Additionally, the results presented in Fig. 4 show that 1,25(OH)2D3 treatment (and the combination of vitamin B12 and 1,25(OH)2D3) worked through activating the ER stress pathway. ER stress is caused by dysregulation of protein folding, and if this is prolonged or if the repair system fails, then ER-mediated apoptosis signaling is activated. The hallmarks of this atypical apoptosis pathway are activation of caspase 4, enhanced phosphorylation of the eukaryotic translation initiation factor 2 (eIF2) and release of Smac/DIABLO into the cytosol [23, 57]. Previous work has reported that 1,25(OH)2D3 induced apoptosis in MCF-7 breast cancer cells by induction of the endoplasmic reticulum (ER)-stress-like response [23]. The collaborative activation of both caspases (4 and 8) in other processes such as in response to infection has been reported previously [58, 59].

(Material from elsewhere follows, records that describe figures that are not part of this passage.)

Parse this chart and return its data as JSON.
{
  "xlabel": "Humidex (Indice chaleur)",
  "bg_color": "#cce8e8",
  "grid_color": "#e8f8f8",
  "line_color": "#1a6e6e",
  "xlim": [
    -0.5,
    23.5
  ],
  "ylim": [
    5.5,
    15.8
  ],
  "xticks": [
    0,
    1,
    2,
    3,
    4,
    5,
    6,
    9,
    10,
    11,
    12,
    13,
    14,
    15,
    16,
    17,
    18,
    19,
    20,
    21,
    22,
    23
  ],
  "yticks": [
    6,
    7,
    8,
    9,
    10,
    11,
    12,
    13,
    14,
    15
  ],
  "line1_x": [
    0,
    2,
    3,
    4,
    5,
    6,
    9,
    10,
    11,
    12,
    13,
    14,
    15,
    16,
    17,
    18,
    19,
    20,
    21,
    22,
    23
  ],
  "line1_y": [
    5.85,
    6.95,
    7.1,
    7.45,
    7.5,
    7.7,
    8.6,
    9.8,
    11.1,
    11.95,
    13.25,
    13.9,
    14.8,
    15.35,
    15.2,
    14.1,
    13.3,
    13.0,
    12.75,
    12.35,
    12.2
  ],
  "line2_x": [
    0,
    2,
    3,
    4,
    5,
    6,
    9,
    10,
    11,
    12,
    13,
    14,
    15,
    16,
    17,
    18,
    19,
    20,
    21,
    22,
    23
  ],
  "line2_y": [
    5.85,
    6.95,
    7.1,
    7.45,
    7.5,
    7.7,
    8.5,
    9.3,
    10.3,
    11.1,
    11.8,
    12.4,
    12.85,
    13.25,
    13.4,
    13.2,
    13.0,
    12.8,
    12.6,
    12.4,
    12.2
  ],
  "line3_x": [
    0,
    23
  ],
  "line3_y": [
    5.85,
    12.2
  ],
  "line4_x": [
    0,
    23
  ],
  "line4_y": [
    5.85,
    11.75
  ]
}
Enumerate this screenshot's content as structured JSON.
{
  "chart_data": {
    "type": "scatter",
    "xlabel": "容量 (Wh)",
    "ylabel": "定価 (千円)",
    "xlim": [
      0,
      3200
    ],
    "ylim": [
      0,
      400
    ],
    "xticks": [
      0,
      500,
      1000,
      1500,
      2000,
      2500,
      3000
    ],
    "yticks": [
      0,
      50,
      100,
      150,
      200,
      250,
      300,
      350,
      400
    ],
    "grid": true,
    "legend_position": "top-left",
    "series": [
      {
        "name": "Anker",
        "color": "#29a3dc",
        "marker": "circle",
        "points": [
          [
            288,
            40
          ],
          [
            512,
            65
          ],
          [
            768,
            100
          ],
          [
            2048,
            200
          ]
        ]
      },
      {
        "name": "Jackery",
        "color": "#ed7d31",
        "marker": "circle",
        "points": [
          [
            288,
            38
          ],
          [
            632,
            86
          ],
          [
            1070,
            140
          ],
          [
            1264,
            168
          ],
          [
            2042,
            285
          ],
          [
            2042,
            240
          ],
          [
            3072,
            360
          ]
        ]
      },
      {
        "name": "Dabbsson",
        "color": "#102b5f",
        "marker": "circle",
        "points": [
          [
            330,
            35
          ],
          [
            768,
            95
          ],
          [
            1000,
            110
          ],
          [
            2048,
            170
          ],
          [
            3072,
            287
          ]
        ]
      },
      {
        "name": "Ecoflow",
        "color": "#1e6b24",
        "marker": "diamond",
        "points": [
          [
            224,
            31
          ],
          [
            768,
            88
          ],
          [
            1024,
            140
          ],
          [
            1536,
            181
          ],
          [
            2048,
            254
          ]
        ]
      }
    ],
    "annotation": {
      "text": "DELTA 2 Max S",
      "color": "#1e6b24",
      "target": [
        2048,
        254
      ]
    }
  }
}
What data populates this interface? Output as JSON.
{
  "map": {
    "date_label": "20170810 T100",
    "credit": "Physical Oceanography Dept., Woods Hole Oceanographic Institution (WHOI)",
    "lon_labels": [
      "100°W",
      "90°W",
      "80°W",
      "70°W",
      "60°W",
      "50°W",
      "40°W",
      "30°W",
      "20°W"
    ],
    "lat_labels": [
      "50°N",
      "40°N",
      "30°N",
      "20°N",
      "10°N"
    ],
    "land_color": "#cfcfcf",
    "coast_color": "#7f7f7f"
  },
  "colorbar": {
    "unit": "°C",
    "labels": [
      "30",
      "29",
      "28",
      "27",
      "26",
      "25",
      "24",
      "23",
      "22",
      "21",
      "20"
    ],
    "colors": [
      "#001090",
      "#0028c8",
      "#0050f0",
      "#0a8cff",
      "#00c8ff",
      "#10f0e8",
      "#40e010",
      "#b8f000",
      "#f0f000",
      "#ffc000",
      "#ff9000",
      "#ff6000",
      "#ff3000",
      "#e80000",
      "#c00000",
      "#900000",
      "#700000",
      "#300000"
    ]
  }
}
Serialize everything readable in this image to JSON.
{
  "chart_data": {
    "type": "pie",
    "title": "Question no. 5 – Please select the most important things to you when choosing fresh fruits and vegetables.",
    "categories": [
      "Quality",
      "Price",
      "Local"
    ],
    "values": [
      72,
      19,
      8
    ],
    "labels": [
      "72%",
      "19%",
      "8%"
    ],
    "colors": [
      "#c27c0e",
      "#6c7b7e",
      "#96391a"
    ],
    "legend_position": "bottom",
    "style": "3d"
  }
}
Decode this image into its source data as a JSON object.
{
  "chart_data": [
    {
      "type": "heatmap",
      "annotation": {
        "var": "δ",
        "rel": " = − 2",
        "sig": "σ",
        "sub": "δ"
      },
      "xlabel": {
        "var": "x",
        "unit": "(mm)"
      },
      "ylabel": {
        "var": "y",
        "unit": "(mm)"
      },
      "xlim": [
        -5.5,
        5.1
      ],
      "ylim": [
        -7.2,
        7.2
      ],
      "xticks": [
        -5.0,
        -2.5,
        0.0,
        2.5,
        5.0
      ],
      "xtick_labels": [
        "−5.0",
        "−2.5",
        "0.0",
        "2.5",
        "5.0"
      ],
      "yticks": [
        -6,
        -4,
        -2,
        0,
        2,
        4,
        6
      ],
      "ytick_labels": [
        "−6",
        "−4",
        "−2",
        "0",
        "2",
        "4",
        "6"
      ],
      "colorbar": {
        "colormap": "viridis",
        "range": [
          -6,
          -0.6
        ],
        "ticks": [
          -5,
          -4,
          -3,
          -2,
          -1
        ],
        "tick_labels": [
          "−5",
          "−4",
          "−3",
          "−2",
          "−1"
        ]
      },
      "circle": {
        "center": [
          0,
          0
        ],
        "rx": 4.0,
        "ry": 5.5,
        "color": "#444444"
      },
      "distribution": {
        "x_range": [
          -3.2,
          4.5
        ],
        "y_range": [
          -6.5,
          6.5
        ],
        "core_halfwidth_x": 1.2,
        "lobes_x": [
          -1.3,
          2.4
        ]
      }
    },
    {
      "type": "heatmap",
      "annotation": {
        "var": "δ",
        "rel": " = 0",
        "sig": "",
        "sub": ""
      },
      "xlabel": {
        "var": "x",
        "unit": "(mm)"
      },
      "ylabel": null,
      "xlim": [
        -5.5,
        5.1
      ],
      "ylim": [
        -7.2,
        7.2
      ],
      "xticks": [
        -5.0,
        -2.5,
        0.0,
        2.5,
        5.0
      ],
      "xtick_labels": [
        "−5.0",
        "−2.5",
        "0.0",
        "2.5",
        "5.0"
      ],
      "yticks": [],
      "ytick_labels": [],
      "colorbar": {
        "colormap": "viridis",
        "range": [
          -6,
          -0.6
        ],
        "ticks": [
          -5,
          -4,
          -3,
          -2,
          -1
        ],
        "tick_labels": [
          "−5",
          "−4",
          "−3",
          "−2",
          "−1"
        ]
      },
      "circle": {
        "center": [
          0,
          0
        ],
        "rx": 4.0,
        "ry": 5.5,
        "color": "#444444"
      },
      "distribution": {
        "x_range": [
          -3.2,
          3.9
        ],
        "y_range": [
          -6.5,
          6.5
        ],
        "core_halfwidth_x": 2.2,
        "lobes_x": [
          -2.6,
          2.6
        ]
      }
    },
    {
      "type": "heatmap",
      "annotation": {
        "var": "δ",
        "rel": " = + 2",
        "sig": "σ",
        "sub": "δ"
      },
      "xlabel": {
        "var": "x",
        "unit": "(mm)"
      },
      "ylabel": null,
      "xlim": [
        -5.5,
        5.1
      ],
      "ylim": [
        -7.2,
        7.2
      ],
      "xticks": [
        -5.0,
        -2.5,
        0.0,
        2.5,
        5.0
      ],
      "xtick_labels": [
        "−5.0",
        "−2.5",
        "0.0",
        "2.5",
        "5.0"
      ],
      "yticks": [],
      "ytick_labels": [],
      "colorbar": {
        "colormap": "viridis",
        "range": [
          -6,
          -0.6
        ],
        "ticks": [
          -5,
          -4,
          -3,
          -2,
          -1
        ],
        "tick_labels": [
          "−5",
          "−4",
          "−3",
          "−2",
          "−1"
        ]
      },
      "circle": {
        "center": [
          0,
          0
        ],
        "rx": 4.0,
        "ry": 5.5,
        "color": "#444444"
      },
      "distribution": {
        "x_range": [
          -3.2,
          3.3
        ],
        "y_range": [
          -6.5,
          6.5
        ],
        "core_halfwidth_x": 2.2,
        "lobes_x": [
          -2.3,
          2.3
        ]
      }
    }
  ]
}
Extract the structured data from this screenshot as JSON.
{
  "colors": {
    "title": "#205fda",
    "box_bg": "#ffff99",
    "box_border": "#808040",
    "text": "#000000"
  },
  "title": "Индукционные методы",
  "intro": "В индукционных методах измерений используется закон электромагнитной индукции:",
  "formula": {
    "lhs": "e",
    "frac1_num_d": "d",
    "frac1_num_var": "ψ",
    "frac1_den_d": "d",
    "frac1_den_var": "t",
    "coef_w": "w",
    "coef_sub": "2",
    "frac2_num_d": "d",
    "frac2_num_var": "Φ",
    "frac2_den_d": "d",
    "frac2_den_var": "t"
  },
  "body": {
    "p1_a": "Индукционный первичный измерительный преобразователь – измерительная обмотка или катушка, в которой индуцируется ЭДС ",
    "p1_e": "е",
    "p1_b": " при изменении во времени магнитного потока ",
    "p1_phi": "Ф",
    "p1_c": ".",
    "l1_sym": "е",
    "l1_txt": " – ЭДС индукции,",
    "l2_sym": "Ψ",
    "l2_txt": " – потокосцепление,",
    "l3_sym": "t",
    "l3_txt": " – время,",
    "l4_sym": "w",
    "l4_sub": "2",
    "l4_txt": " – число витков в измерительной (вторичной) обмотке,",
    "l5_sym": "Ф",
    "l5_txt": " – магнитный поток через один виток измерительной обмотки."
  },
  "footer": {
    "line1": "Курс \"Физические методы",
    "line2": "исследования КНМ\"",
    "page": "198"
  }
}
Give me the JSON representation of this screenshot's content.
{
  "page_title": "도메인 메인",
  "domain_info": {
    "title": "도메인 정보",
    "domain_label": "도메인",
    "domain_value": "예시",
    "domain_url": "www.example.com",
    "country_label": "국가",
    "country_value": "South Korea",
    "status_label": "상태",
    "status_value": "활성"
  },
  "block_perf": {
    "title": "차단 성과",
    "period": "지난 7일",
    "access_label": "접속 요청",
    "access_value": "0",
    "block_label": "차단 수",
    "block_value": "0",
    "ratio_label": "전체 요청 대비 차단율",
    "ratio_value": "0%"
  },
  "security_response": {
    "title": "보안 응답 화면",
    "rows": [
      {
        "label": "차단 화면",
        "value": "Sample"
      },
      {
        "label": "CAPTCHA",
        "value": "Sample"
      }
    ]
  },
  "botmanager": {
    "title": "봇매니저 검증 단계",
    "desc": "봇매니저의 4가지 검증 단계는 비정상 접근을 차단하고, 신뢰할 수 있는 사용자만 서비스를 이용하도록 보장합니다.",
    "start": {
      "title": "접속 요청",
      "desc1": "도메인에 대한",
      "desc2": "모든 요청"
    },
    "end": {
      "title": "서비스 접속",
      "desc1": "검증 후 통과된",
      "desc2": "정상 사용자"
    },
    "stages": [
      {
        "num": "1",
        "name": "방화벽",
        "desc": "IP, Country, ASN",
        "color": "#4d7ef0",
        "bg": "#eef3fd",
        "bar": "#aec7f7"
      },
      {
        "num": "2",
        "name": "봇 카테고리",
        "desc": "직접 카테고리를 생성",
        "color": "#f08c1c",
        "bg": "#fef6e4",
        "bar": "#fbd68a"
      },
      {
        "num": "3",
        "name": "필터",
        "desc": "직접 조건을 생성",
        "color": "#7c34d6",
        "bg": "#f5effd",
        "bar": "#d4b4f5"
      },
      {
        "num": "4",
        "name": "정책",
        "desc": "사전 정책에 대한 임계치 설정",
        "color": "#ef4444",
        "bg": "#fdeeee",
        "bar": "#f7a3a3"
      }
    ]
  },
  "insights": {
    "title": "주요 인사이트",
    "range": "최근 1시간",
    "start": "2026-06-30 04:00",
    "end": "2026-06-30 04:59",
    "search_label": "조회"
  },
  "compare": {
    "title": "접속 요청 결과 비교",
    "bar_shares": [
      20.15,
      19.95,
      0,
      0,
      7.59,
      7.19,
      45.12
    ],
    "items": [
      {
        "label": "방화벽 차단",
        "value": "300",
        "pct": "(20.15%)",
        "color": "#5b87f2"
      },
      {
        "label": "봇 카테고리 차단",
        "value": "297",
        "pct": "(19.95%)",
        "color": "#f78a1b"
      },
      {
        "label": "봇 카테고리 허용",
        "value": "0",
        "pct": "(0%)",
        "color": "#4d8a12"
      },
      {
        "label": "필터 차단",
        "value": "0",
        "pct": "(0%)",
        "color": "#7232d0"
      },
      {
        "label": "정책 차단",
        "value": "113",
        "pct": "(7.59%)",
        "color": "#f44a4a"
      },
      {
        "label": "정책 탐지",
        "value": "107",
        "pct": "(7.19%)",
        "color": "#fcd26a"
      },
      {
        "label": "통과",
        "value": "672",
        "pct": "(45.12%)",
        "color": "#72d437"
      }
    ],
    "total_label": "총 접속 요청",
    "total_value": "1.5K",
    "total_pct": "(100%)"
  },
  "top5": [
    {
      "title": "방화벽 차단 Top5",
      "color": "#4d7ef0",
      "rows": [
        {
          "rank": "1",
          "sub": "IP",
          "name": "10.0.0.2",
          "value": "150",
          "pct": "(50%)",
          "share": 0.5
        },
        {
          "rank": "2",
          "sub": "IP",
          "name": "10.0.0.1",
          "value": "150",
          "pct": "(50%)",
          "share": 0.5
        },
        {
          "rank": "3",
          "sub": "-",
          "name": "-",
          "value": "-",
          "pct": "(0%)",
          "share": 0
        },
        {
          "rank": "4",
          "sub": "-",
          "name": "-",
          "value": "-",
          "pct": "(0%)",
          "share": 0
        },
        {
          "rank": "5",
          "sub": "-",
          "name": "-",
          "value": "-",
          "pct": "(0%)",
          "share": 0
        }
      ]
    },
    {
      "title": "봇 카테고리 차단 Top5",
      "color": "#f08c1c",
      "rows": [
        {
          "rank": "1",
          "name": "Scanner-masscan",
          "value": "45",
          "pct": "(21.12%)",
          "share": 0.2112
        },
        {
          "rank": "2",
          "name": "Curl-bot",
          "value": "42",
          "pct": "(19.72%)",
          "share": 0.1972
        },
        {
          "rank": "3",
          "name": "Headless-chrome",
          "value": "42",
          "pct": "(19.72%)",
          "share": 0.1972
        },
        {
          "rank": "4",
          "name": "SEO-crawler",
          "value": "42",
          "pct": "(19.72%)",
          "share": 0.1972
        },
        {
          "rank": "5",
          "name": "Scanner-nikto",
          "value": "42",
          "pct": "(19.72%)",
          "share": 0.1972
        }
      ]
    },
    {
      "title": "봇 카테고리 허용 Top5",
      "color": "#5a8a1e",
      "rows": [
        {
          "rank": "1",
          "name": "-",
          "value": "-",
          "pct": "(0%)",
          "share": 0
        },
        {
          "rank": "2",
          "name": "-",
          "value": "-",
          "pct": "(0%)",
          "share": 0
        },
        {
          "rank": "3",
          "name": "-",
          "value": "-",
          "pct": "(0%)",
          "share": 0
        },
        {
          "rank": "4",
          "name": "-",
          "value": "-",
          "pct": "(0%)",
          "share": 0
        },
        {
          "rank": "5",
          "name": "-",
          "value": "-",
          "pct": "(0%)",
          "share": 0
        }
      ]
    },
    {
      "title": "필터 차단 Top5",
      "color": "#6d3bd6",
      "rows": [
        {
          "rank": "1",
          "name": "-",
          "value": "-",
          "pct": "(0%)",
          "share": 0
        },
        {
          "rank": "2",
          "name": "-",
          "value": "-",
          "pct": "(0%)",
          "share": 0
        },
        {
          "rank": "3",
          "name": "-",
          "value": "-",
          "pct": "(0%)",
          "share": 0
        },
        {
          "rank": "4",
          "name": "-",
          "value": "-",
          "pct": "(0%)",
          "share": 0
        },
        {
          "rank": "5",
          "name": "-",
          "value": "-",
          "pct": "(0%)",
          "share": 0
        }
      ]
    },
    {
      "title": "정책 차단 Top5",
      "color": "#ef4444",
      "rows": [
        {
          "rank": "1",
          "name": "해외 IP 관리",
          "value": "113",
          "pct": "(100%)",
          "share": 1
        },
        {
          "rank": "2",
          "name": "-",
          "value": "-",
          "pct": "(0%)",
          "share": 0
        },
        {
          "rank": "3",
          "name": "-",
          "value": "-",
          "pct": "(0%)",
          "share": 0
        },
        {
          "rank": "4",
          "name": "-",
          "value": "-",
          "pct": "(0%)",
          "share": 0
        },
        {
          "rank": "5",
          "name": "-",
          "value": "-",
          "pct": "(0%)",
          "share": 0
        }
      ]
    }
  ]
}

Acquiring a polarized morphology is essential for cell migration and cancer metastasis. The dynamic reorganization of actin cytoskeleton regulates almost all steps of cell migration including formation pf protrusions, cell adhesion, cell body contractility and formation of invadopodia [60, 61]. The results presented in Fig. 6A show that treated cells exhibited disorganized actin cytoskeleton and consequently they were less adhesive (Fig. 5) and less polarized (Fig. 6C). Additionally, it was shown that cells treated with the combination of vitamin B12 with 1,25(OH)2D3 were less adhesive (Fig. 5) and showed reduced percentage of cell polarization (Fig. 6C) when compared to 1,25(OH)2D3-treated cells.
5Conclusions
In conclusion, the present study revealed the synergistic anticancer effects of 1,25(OH)2D3 and B12 against different cancer cell lines. 1,25(OH)2D3 induced cytotoxicity in HeLa, HL-60, MCF-7 and SUM159PT cancer cells by induction of apoptosis as evident by fragmented nuclei after DAPI staining and flow cytometry analysis. The combination of vitamin B12 with 1,25(OH)2D3 enhanced the cytotoxic effects of 1,25(OH)2D3 as well as its inhibition of clonal tumor cell growth. The induction of apoptosis by 1,25(OH)2D3/B12 was achieved through activation of both caspase 4 and 8. 1,25(OH)2D3/B12-treated cells were less adhesive, showed reduced cell area, disorganized actin cytoskeleton and reduced percentage of polarized cells and thus had reduced migratory phenotype (Fig. 7) compared to cells treated with 1,25(OH)2D3 alone. The combination therapy of 1,25(OH)2D3 and vitamin B12 may provide a potential adjunctive treatment option for some cancer types.
Acknowledgments
The authors are grateful to the Deanship of Scientific Research, The Hashemite University for supporting the current work (grant No. 11/2016). We thank Omar Hanbali for helpful comments and advice in the manuscript preparation.
Authors contributions
CONCEPTION: MA, LT and FA
DATA CURATION: LT, ZA and MR
ANALYSIS OF DATA: LT, FA, ZA and MR
PREPARATION OF THE MANUSCRIPT: MA, LT and FA
REVISION FOR IMPORTANT INTELLECTUAL CONTENT: All authors
Conflict of interest
The authors have no conflict of interest to declare.
Ethical considerations
This research was approved by the Hashemite University IRB committee (IRB/11/2016). The work was carried out from 2018 until 2020.